The New York Daily News reported July 6 that two years after Bah’s death the commanding officer on the scene that day, Michael Licitra, was given a police department “Letter of Instruction.” His misdeed? He broke the chain of command in ordering the breakdown of Bah’s door. Licitra “failed to await authorization from the duty captain prior to taking additional action against an armed emotionally disturbed person who was contained, and posed no immediate threat of danger to any person,” the reprimand reads. His punishment? He was required to review a section of the Patrol Guide.

The original account by a police spokesperson claimed Bah had plunged a 13-inch knife into two officers, slicing their protective vests and prompting Detective Edwin Mateo to yell, “He’s stabbing me, shoot him.”

Later the story changed. Mateo, the cop who is also believed to have fired the fatal shot to Bah’s head, testified that he had been grazed by a police Taser. He acknowledged that no one, in fact, was stabbed.

The knife was never tested for fingerprints.

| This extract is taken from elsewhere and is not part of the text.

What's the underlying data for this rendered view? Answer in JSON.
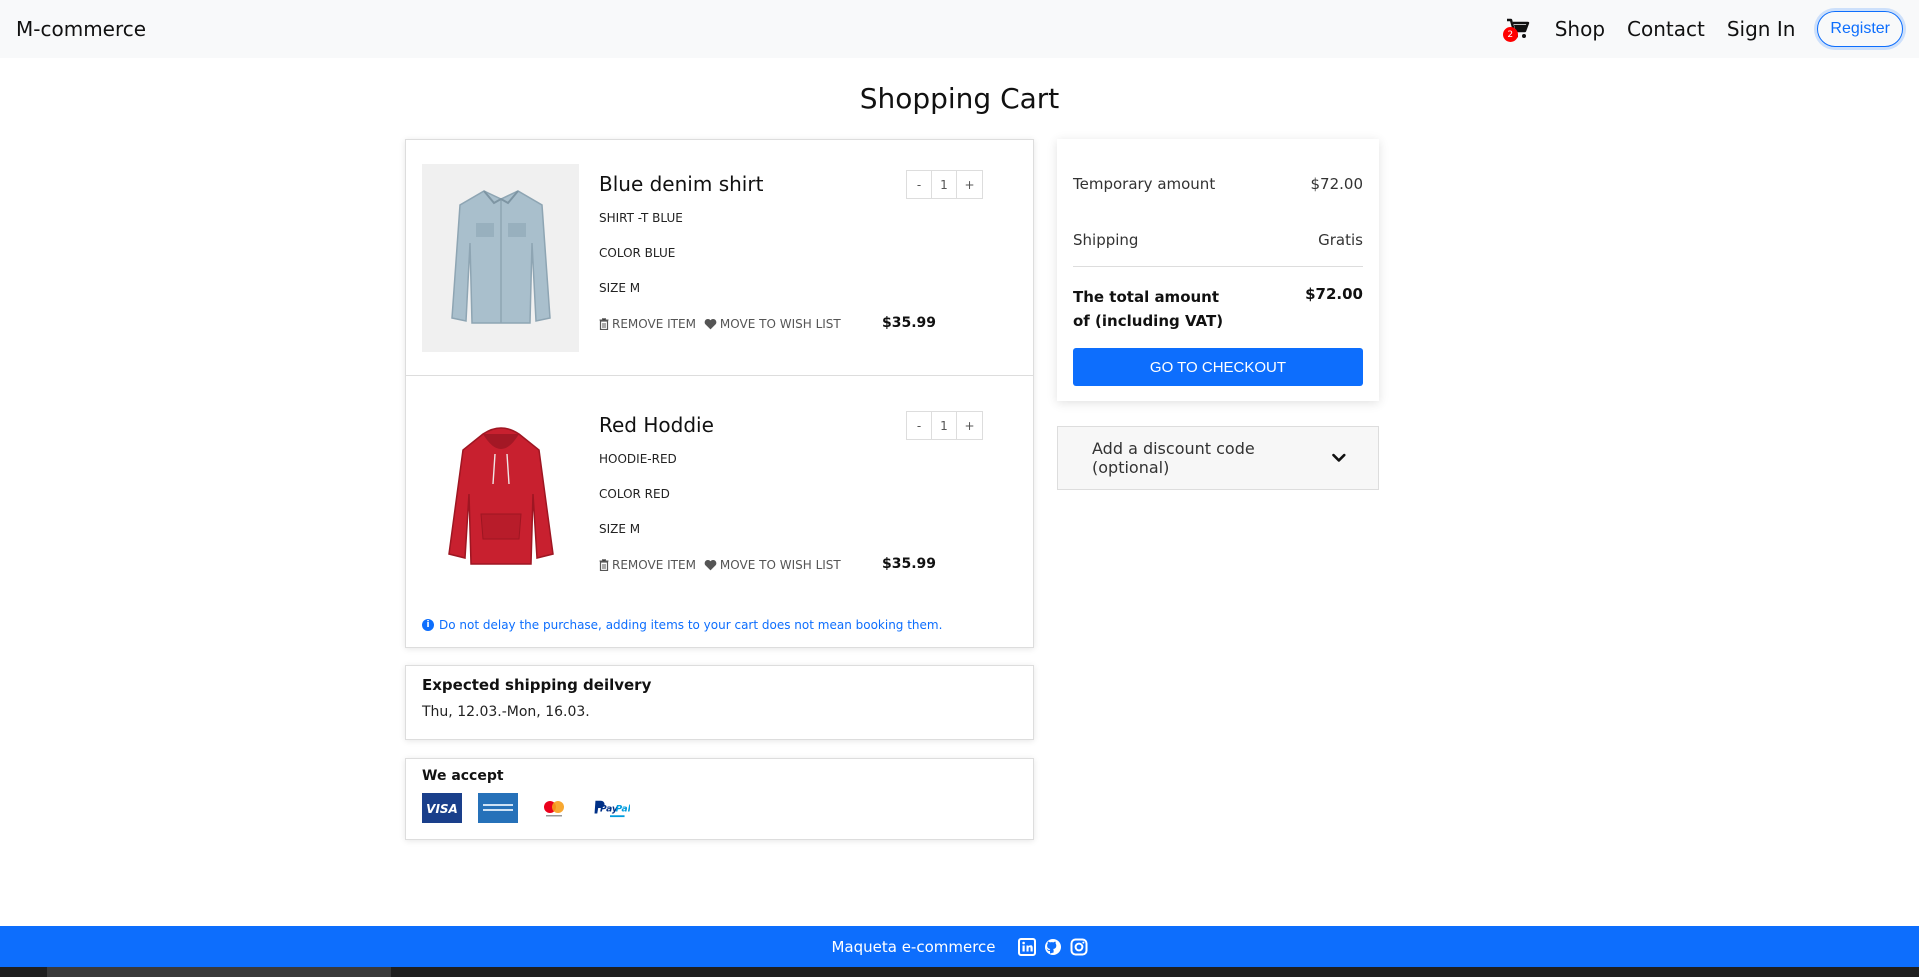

Officials say it and other evidence in the case is now “lost” or “contaminated.” Three official photographs from the scene show first no knife, then the knife in one position and again the knife in a different position.

In November 2013 a grand jury ruled that the “use of deadly physical force was not unlawful” in Bah’s killing.

Hawa Bah, who has become a stalwart protesting other cases of police brutality in New York, has filed a civil lawsuit against the city. In a recent encounter with Mayor Bill de Blasio, she questioned him about her son’s death. “He told me that he admired me for what I am doing for my son,” Bah told the Militant Aug. 2. “I told him I wanted justice. I don’t want another mother to suffer how I have.”

The de Blasio administration has asked a judge to toss out Bah’s suit, as well as a motion filed by her lawyers for sanctions against the city for destruction of key evidence, citing the grand jury ruling that the shooting was justified.

Bah has also called for federal civil rights charges to be filed against the New York Police Department for her son’s killing. This year the Department of Justice declined to bring charges against the NYPD for the 2012 shooting death of 18-year-old Ramarley Graham in his own home. A decision is still pending in the 2014 choking death of Eric Garner.

“We will be mobilizing on the anniversary of my son’s killing in September,” Bah said. Details will be coming shortly.